Personal information
- Full name: James Henry Thrale Mardall
- Born: 7 November 1899 Harpenden, Hertfordshire, England
- Died: 10 July 1988 (aged 88) Colchester, Essex, England
- Batting: Right-handed
- Bowling: Right-arm slow

Domestic team information
- 1931–1932: Hertfordshire

Career statistics
| Competition | First-class |
| Matches | 1 |
| Runs scored | 1 |
| Batting average | 0.50 |
| 100s/50s | –/– |
| Top score | 1 |
| Catches/stumpings | 2/– |
- Source: Cricinfo, 13 April 2019

= James Mardall =

English cricketer and British Army officer (1899–1988)

James Henry Thrale Mardall (7 November 1899 - 10 July 1988) was an English first-class cricketer and British Army officer. Mardall served in the Royal Fusiliers for thirty years, during which he saw action in the Second World War. He also played first-class cricket for the British Army cricket team.

==Life and military career==
Mardall was born at Harpenden and was educated at Aldenham School, before attending the Royal Military College, Sandhurst. He graduated from Sandhurst in December 1918, entering into the Royal Fusiliers as a second lieutenant. He was promoted to the rank of lieutenant in December 1920. He was later promoted to the rank of captain in April 1929.

He made his only appearance in first-class cricket for the British Army cricket team against the Marylebone Cricket Club at Lord's in 1931. Batting twice in the match, he was dismissed in the Army's first-innings without scoring by James Powell, while in their second-innings he was dismissed for a single run by the same bowler.
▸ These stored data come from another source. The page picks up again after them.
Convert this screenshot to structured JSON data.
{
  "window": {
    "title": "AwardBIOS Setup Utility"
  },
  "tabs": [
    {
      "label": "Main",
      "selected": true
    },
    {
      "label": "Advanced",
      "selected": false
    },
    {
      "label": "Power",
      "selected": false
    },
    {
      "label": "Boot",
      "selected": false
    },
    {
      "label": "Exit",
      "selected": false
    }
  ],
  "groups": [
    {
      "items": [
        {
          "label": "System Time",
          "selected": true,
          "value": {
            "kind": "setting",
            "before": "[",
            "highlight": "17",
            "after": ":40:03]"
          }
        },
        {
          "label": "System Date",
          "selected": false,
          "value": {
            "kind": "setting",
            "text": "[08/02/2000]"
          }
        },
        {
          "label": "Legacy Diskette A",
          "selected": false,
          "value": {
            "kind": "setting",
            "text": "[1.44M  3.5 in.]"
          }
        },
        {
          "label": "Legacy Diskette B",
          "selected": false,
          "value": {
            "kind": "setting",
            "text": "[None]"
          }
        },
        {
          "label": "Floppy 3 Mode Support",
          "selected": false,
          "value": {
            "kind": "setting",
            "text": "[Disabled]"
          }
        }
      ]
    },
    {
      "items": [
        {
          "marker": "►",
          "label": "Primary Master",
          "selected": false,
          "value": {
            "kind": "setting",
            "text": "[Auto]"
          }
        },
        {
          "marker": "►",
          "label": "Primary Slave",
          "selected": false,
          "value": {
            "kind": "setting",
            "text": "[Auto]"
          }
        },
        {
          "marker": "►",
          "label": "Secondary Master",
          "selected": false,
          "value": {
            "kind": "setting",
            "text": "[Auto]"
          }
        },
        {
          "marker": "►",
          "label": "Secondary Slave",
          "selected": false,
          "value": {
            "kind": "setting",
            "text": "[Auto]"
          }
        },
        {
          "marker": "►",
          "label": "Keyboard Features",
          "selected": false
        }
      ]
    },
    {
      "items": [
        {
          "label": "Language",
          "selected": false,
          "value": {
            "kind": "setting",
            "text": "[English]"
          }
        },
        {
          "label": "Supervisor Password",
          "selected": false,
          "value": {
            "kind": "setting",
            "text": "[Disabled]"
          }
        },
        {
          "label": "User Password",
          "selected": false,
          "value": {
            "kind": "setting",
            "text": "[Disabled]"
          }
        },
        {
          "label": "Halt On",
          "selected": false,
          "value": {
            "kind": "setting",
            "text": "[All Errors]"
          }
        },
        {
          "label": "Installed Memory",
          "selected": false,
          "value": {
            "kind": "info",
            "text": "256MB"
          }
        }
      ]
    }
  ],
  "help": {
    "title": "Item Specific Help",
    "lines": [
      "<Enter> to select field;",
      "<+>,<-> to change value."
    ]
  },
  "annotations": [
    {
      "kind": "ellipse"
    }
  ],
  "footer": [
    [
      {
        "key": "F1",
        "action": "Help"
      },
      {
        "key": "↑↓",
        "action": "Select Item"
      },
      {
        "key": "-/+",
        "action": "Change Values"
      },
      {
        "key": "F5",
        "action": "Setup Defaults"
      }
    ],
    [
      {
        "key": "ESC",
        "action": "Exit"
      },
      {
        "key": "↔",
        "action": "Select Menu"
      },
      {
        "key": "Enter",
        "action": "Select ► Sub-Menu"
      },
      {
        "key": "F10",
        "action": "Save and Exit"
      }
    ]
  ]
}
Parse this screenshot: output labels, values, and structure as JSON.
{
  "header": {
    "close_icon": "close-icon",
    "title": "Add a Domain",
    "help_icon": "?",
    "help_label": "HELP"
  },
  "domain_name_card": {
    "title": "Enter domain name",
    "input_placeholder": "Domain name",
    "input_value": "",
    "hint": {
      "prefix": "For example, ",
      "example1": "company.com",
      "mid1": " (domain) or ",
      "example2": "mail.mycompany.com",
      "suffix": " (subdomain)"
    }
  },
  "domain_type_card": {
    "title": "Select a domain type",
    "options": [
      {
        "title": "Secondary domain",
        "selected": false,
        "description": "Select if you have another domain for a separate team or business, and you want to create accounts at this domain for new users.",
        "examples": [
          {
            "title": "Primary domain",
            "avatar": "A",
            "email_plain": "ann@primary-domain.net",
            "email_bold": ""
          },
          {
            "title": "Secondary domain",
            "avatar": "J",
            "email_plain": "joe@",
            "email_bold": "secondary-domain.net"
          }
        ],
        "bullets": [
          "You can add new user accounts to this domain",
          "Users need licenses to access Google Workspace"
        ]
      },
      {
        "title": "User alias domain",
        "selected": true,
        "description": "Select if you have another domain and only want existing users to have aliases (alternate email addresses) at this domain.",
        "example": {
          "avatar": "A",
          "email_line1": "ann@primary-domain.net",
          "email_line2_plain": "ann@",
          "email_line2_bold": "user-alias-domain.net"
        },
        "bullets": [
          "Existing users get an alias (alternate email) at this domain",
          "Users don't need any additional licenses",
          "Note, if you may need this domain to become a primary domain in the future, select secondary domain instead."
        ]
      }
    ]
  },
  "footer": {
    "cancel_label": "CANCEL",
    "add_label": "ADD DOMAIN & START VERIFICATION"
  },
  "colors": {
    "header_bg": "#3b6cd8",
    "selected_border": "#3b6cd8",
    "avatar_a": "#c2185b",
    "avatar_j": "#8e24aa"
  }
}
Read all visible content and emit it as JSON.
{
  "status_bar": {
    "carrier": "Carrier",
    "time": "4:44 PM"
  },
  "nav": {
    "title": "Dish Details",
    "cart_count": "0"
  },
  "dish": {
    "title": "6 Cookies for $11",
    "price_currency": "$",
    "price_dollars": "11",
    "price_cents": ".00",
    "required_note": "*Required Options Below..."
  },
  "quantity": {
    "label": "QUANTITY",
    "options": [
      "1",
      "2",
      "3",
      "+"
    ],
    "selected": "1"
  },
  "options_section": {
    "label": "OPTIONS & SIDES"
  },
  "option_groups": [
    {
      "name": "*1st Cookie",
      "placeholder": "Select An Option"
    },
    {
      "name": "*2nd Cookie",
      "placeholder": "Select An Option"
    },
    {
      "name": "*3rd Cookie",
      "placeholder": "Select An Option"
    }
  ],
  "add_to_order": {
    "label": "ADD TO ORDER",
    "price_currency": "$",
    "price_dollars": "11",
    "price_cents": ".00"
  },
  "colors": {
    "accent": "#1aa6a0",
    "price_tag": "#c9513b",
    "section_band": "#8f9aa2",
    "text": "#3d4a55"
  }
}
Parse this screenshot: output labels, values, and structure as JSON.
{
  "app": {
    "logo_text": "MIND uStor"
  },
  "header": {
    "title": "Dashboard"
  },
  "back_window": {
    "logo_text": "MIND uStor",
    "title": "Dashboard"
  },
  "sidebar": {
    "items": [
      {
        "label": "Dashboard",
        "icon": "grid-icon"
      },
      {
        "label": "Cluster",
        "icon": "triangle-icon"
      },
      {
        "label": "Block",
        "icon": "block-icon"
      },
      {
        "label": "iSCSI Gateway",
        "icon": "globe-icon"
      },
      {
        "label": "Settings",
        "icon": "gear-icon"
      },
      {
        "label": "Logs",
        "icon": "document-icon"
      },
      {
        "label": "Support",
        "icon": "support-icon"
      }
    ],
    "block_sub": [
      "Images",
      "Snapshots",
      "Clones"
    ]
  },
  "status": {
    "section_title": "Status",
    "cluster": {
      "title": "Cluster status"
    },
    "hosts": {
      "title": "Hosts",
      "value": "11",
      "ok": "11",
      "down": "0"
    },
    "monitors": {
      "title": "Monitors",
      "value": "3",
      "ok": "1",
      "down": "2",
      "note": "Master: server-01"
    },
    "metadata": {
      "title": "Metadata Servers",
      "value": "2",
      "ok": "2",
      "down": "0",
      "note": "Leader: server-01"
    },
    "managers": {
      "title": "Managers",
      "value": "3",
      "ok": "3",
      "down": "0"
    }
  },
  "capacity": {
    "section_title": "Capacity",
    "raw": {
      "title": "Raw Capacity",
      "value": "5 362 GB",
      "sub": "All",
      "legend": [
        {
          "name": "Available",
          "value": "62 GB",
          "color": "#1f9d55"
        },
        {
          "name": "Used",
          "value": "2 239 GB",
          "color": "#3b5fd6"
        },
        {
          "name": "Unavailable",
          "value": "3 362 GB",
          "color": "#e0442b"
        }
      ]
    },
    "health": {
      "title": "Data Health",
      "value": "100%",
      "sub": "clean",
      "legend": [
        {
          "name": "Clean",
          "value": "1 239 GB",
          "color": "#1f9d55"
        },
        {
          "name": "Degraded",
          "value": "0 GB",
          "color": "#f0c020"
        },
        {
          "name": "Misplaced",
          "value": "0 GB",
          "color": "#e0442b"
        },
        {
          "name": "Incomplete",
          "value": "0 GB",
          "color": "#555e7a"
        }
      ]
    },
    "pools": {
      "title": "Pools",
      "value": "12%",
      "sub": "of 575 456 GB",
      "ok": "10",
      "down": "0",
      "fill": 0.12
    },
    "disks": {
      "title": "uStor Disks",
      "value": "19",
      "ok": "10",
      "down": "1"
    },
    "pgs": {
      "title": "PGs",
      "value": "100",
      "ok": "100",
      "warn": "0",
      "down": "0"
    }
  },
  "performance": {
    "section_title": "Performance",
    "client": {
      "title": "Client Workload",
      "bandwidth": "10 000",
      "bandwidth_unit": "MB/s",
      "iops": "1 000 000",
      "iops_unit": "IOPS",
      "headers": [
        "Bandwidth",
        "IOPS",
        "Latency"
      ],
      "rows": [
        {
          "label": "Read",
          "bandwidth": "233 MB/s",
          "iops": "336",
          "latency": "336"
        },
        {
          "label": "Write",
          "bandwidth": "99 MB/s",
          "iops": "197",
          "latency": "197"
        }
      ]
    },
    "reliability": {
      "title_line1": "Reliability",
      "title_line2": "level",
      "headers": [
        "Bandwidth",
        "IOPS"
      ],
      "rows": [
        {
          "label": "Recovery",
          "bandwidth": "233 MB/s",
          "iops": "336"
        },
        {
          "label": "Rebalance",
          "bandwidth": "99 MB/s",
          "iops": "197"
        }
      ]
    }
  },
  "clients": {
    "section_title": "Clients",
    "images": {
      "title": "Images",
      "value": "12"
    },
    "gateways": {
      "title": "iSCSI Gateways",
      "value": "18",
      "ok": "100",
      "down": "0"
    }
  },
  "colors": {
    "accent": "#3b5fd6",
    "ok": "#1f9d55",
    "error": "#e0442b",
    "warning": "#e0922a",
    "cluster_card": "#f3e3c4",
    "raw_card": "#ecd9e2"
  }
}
In the same year, he debuted in minor counties cricket for Hertfordshire in the Minor Counties Championship against Berkshire, with Mardall making a total of four minor counties appearances in 1931-32.

He was promoted to the rank of major in August 1938. Mardall served during the Second World War, gaining the temporary ranks of lieutenant colonel in 1940, with promotion to the rank of colonel following in 1942. He assisted Brigadier T. N. F. Wilson at the newly founded infantry school at Barnard Castle School in July 1942. In November 1944, he gained the full rank of lieutenant colonel. He retired from active service in August 1948, upon which he was granted the honorary rank of colonel. He exceeded the age for recall in August 1956 and was removed from the reserve of officers. Mardall died at Colchester in July 1988.